Se guardate su Wikipedia alla voce derby Arezzo–Perugia, troverete che, secondo l’anonimo estensore, prima del "fattaccio" del 1975 di cui andremo poi a raccontare, la rivalità fra il Cavallino e il Grifone non era neanche quella di un derby. Mica vero. Per la tifoseria amaranto di derby per eccellenza ce ne sono sempre stati due, quello col Siena e quello col Perugia, che poi diventavano i più sentiti a seconda della categoria frequentata dall’Arezzo: più spesso in C col Siena, più spesso in serie B col Perugia.

Basti ripensare ai derby dei primi anni ’70, anteriori dunque alla domenica in cui la storica rivalità di campanile fra le due città e fra i rispettivi aficionados divenne qualcosa di più e di peggio. Gli amaranto erano tornati in B nel 1969, i granata (il colore è sostanzialmente lo stesso, ma assume diverse tonalità emotive) quel campionato lo frequentavano abitualmente dai primi anni ’60. E in quel primo scorcio dei ’70, i simboli dell’antagonismo fra due capoluoghi vicini e confinanti, sia pure appartenendo a regioni diverse, erano i rispettivi centravanti, fra i migliori della cadetteria: Giovanni Urban, dalla parte dei grifoni, e Mauro Benvenuto (capocannoniere del 1971) da quella dell’Arezzo.

Tutto questo però è il prologo, perchè la rivalità esplode, fino a diventare "odio" sportivo fra il 1974 e il 1975. Proviamo a riassumere. Al termine della stagione 1974-75 il Perugia si gioca la salvezza a Parma, all’ultima giornata. Spuntano fuori 20 milioni che secondo l’accusa della giustizia sportiva sarebbero il prezzo della partita "comprata" dagli umbri.
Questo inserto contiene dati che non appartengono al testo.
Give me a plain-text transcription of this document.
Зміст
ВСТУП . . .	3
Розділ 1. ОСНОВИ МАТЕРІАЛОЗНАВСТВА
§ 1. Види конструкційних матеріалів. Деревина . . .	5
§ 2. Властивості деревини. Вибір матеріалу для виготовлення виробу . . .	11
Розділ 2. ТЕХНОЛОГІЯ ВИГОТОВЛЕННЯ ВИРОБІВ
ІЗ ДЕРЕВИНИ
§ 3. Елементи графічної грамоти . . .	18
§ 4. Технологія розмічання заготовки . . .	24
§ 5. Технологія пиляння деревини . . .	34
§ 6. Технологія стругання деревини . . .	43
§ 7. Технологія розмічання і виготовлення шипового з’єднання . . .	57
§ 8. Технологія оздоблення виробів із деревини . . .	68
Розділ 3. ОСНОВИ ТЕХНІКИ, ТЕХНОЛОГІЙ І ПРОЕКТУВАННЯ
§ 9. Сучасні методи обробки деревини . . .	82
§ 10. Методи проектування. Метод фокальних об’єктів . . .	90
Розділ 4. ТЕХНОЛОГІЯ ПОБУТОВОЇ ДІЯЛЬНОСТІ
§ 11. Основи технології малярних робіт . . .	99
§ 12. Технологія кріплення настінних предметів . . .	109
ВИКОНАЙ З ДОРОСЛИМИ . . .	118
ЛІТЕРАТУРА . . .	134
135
Il rischio è quello della retrocessione a tavolino, ma ecco che arriva il Cavaliere Bianco, ovvero il presidente amaranto Gigi Montaini (uno dei grandi della storia dell’Arezzo) che scagiona il collega umbro Franco D’Attoma: era a pranzo con me al ristorante.

Il Perugia e D’Attoma si salvano, l’anno dopo però il copione si rovescia: i grifoni, allenati da Castagner, volano verso la A, il Cavallino si dibatte per tutta la stagione nelle sabbie mobili della retrocessione. Si arriva dunque al derby di ritorno, a Perugia, ultima partita nel vecchio stadio Santa Giuliana, l’11 maggio 1975. Gli umbri sono praticamente già promossi, gli aretini alla disperazione: hanno bisogno dei due punti (quanto valeva allora la vittoria) per salvarsi. Passano due volte in vantaggio ma per due volte vengono ripresi e infine sconfitti 3-2, con conseguente retrocessione. I tifosi amaranto e tutta la città ribollono di indignazione: si aspettavano la restituzione dal Perugia del favore dell’anno prima, quella partita diventa un "tradimento", i grifoni l’oggetto di uno spirito di vendetta che 45 anni dopo ancora non si è placato.

Da allora tutti i derby (non tantissimi) in cui si incrociano amaranto e granata (che a lungo veleggerà nella massima serie cui il Cavallino non è mai arrivato) diventano occasione eterna di rivalsa su quel presunto torto.

L’animosità si placherà un po’ soltanto quando nel 1995 Ciccio Graziani individuerà come allenatore dell’Arezzo precipitato in D un certo Serse Cosmi, perugino di Ponte San Giovanni, che riporterà la squadra prima in C2, poi in C1 e alla finale dei play-off del 2000 contro l’Ancona, ultima sua partita in amaranto, perchè il presidente Gaucci l’ha già voluto sulla panchina del Perugia in A. Da allora perugino qui non è più sinonimo delle offese più scurrili. Ma quello coi grifoni, che manca da dieci anni, è ancora più che un derby.